News conference by President Rene Preval in the diplomatic lounge at the Toussaint Louverture International Airport. Preval returned yesterday afternoon from a tour abroad, a tour that led him notably to the United States, Brussels, France, and Saint Kitts and Nevis.

I just spent eleven days abroad. The first day I spent abroad was to answer an invitation from an organization that deals with tourism in Haiti. That happened in Miami. Tourism is extremely important. I will talk about that in a moment.

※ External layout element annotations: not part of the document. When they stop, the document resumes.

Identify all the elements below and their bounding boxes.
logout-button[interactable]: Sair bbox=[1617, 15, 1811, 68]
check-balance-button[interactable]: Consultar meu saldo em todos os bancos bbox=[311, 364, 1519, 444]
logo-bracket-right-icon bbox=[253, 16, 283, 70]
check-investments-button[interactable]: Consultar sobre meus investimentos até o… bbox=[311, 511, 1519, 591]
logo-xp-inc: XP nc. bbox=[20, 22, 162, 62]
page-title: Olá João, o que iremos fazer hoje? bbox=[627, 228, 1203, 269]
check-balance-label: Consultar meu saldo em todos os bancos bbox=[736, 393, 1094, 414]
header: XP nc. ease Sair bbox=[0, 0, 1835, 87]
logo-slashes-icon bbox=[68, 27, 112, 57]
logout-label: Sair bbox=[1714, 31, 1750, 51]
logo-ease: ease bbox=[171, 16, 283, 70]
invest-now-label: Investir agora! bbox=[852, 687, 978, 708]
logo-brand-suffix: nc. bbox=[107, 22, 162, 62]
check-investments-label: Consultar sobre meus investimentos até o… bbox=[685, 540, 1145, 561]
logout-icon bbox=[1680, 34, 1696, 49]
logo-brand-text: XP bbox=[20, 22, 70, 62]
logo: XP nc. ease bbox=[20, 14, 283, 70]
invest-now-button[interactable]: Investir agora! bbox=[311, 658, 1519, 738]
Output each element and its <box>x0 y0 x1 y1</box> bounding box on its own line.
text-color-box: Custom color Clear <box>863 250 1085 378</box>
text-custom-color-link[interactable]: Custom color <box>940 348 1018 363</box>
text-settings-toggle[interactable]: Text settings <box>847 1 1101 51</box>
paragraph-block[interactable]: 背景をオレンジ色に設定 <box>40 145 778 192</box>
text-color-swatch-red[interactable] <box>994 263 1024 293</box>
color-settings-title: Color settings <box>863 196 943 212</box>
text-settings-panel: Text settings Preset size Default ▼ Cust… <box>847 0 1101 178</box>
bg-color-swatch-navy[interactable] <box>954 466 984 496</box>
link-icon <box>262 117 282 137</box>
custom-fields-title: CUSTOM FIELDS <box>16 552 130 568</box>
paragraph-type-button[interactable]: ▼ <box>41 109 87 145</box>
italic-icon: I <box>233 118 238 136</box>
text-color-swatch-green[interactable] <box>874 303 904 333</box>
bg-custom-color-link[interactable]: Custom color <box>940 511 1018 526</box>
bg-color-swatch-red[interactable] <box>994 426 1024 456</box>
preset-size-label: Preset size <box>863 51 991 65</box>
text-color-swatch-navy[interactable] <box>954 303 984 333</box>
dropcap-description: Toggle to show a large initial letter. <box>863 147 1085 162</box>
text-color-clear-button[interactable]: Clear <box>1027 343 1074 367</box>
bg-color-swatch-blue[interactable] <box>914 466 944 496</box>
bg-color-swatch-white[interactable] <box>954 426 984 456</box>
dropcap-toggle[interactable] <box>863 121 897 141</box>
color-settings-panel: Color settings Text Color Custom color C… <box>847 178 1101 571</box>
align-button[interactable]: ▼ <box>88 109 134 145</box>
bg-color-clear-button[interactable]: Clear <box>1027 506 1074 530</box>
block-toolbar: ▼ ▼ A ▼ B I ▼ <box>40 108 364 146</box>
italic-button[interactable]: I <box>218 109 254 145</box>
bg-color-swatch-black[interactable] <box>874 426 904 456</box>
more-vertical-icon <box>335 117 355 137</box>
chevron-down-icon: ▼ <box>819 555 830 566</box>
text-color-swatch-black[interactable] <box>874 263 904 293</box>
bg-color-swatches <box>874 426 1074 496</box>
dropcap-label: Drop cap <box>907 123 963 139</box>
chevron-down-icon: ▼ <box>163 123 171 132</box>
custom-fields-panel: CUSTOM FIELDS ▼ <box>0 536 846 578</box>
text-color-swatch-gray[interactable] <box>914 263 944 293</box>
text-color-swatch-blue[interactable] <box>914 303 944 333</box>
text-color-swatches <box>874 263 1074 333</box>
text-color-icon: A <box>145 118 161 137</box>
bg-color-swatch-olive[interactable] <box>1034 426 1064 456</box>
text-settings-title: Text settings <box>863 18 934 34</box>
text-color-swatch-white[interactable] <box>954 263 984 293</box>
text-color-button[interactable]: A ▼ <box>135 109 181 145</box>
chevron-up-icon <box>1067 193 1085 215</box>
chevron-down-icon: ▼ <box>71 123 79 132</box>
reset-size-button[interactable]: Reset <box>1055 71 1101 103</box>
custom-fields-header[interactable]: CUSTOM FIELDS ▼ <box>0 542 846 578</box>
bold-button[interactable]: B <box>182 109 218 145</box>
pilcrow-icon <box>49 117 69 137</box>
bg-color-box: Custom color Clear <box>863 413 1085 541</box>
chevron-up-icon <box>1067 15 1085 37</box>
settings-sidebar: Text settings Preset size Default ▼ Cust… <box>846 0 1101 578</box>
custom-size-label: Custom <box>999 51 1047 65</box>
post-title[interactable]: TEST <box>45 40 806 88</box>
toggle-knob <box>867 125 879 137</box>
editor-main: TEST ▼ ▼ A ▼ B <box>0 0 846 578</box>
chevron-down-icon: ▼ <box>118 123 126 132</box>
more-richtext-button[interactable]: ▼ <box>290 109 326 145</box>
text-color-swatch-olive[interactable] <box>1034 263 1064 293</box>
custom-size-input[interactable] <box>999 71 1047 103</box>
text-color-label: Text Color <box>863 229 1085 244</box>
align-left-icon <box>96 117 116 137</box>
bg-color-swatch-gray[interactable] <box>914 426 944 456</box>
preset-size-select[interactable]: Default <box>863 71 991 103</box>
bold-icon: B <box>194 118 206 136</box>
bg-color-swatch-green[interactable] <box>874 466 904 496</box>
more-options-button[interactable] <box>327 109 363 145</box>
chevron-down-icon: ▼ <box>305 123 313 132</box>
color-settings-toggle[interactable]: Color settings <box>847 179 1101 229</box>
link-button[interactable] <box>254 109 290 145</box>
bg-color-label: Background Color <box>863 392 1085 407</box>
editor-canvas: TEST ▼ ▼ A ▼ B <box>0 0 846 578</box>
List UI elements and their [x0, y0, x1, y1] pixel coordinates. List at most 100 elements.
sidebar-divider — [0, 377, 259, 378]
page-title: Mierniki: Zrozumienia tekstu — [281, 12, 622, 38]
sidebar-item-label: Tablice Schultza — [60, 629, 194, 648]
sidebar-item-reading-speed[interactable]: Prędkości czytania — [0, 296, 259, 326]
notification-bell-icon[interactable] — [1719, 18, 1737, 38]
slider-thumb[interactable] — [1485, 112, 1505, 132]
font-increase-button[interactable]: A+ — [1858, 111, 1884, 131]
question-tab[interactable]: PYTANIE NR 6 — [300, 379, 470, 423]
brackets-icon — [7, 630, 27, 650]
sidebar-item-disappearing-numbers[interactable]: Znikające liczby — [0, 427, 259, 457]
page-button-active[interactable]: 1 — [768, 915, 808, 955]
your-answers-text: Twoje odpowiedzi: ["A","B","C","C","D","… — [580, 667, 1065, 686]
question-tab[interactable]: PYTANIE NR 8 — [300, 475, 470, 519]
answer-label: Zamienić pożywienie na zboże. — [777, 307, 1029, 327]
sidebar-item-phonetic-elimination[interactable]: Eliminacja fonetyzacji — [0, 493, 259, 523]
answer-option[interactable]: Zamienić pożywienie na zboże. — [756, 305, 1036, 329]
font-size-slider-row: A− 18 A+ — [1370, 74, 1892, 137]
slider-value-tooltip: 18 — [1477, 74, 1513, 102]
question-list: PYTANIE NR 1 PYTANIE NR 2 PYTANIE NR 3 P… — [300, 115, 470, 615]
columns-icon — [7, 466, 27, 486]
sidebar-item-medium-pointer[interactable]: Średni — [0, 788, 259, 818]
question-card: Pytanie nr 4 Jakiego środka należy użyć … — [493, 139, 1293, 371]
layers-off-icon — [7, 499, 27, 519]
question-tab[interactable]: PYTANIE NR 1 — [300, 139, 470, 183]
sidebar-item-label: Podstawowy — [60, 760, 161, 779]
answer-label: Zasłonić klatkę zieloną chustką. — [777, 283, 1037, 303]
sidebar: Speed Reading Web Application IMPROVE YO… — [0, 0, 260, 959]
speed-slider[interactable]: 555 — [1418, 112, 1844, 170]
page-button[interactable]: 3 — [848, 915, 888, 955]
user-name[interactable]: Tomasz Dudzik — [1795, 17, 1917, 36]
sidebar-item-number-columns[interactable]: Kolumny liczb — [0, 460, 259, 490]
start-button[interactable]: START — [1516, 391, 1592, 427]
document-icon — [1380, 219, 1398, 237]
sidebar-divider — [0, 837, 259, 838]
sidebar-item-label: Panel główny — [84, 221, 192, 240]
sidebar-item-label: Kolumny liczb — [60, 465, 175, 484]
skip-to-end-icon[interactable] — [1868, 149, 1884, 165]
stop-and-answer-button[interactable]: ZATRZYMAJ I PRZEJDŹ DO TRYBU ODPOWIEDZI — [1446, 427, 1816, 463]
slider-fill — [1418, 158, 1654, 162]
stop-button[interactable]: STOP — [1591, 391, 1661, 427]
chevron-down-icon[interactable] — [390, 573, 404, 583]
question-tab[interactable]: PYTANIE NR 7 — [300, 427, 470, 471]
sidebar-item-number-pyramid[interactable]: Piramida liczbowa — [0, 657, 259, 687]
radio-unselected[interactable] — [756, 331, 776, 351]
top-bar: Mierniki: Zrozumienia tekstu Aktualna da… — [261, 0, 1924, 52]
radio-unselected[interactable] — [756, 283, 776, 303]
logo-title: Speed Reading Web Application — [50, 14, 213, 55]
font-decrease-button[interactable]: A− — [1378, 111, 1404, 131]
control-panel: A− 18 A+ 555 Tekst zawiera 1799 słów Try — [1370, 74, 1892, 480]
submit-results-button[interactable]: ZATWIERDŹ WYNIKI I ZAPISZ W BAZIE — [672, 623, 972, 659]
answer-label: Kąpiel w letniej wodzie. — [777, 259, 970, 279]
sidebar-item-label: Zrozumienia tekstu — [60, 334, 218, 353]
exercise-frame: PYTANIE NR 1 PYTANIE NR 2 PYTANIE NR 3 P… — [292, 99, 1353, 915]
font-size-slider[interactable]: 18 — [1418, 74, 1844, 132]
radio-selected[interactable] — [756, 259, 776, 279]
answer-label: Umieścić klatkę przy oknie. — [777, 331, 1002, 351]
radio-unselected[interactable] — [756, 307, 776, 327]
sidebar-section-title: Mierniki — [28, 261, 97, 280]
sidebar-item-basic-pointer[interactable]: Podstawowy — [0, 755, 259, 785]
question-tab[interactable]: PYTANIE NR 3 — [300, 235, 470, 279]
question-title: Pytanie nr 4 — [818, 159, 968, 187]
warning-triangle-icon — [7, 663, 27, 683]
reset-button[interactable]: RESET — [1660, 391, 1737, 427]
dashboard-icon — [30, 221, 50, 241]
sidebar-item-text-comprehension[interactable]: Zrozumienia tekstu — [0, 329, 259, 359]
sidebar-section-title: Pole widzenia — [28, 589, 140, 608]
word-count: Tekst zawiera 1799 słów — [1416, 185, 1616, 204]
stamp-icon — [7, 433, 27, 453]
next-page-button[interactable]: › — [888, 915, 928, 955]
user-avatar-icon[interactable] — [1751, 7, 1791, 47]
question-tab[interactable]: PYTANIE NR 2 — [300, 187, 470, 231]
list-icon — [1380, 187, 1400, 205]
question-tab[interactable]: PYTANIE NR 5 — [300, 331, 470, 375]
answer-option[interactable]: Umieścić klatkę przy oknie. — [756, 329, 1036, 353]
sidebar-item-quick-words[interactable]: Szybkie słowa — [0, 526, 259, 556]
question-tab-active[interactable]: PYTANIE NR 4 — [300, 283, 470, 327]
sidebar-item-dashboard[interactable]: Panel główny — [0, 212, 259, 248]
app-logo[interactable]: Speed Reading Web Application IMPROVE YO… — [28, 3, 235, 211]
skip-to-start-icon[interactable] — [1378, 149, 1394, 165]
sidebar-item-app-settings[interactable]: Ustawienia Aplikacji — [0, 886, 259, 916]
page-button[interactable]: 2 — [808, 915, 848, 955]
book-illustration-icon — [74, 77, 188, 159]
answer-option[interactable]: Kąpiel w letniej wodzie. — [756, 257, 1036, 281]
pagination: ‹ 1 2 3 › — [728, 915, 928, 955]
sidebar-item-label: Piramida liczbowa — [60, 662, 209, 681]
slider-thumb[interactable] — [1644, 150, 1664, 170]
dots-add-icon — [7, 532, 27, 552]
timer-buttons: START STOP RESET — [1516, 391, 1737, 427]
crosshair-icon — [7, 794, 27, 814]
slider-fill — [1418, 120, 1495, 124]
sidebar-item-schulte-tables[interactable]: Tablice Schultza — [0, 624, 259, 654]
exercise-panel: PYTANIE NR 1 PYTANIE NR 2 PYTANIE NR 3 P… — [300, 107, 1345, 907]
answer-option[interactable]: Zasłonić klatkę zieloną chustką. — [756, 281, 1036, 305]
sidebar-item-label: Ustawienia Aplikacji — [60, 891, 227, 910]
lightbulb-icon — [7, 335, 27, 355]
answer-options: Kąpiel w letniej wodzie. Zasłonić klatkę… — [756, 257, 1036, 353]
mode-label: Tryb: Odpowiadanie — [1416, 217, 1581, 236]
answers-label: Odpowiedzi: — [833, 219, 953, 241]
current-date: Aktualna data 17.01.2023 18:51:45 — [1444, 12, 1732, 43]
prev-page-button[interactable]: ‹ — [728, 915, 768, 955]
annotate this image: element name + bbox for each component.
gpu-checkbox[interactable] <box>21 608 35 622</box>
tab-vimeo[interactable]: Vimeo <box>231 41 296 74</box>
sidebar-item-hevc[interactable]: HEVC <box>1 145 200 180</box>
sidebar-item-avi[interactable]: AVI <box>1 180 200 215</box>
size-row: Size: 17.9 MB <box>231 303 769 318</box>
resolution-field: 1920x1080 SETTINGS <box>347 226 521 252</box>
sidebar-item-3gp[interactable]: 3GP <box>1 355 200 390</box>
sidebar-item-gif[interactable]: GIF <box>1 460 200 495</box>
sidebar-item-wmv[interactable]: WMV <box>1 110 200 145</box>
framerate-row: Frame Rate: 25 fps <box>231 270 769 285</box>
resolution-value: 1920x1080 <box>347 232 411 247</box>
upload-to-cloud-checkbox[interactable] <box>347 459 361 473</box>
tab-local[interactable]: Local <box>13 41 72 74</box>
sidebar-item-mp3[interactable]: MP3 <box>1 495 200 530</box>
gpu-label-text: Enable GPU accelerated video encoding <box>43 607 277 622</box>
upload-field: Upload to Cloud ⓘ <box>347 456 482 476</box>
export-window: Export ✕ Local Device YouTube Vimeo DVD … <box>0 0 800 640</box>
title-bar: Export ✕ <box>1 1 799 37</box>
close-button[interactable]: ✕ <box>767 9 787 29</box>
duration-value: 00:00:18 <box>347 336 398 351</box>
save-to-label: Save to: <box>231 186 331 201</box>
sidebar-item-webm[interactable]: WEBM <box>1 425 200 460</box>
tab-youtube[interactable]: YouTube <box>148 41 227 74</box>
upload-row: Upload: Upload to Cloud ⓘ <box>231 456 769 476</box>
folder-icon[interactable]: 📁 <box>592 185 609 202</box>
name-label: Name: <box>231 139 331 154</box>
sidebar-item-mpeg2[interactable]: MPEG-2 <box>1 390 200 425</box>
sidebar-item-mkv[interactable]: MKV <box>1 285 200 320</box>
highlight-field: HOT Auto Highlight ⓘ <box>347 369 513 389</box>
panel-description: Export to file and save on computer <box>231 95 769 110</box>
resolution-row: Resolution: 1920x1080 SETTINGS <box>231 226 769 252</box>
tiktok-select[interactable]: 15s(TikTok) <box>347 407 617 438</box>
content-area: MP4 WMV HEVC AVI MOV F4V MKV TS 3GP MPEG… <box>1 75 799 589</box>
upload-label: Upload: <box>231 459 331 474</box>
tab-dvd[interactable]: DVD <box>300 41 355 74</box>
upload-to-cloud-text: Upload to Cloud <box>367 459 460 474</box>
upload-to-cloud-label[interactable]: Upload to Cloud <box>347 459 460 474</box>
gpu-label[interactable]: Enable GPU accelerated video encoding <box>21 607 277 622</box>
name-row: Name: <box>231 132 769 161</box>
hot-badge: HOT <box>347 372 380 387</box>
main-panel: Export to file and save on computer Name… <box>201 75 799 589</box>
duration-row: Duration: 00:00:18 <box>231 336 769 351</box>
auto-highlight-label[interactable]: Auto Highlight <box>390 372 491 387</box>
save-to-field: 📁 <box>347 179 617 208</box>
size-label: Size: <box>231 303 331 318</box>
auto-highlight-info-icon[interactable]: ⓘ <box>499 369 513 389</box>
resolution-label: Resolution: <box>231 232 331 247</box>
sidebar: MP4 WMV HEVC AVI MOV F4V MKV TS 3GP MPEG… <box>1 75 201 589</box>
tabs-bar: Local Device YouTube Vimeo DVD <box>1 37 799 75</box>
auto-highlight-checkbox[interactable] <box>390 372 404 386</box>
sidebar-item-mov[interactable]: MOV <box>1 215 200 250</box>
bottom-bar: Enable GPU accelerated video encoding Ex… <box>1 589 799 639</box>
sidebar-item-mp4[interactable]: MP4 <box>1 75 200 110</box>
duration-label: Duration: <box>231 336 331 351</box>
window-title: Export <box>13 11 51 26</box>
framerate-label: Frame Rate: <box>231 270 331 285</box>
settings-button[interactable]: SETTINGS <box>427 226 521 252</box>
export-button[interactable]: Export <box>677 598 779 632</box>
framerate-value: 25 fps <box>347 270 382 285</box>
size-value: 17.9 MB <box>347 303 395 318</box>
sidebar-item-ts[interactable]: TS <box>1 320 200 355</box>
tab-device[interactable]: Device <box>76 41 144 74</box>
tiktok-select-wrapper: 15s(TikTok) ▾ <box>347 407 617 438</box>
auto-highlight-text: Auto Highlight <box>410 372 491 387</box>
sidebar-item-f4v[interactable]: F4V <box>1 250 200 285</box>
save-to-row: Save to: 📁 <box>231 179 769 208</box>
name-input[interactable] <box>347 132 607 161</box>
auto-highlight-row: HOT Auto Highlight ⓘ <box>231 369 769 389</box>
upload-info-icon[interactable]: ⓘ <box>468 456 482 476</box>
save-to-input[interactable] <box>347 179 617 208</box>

“Then, we went to Brussels, where we met first with the Belgian Government and then with the European authorities. I met with the Belgian prime minister, the cooperation minister of the European Union, European Commission President Barroso, Development Commissioner Louis Michel, and Javier Solana, who is a kind of foreign affairs minister for the European Union. In Paris, we met with the French Government, through President Chirac, the prime minister, the cooperation minister, and the minister of defence. We also took the opportunity to meet with other political personalities, like the mayor of Paris; the secretary general of the Socialist Party; the OIF, which is the Francophony International Organization; President Diouf; and also U.N.ESCO. The essential thing was to explain Haiti’s position to all those people and how we see the situation at this time.

“It is the same with Caricom. Haiti did not participate in Caricom activities for twenty-eight months. We were already behind when we went there in 1997. After twenty-eight months, the gap has become even greater. So, what are the measures that need to be taken to speed up Haiti’s integration into Caricom and, at the same time, to explain to them how we see the situation and what support they can bring us? This is very important. All these visits were important, especially because of the sponsors’ meeting that will take place on July 25 in Port-au-Prince. It takes more than one day for people to understand the situation, what you need, and how you wish to work with them. After our return here, we will start preparing our files so we can explain what we want and so things are not done the same way as in the past, when they gave Haiti anything and did not ask what we wanted. It was essentially discussions on political prospects and economic prospects. I am ready for your questions.”

“My name is Peguy Jean. I work for Radio Caraibes. President Preval, with Haiti’s return to Caricom, what can we expect, specifically? The second part of the question is: These days, we have been witnessing an upsurge in acts of insecurity. Are you aware of this, and what is the opinion of the Preval-Alexis government on the resumption of acts of violence in the capital?”

“For Caricom, it was essentially a visit that fell within the framework of an invitation we received to participate in the summit of the Caricom heads of states. As I just said, it is the setting up of a mechanism to speed up the integration. Next week, Caricom will send a group of experts here. We already have a Caricom office that we will reactivate so that, together, they can see what steps need to be taken and what the next step should be in order to speed up the reintegration. Second, they will also be present at the sponsors’ meeting. So, we explained the situation and the difficulties to them. For example, a number of people were dismissed. We must start talking with them so we can know that at least compensation is being provided, so they can be oriented to other things if they wish, or we can give them any form of compensation. We have found many cases of back pay that we are now trying to assess either in the fields of health and education or in the police. Very labor-intensive work need to be done. This is in the short run.

“We insisted on two things that need to be done in the long run. We think that the sectors that can most quickly yield something are tourism and agriculture. When you consider that in 2005 a total of 22 million tourists visited the Caribbean, that 4 million of them went to the Dominican Republic and that only 112,000 came to visit Haiti. Eighty per cent of the 112,000 who visited Haiti are members of the Haitian diaspora who were returning to their native country.

“To have access to the places to visit, there must be roads. So, I insisted a lot on roads. I am taking the opportunity to tell you, to tell the public that we already had on the ninth of the European Union the road linking Port-au-Prince to Mirebalais and Mirebalais to Hinche. Within the framework of bilateral aid, France will build the road from Hinche to Cap-Haitien.”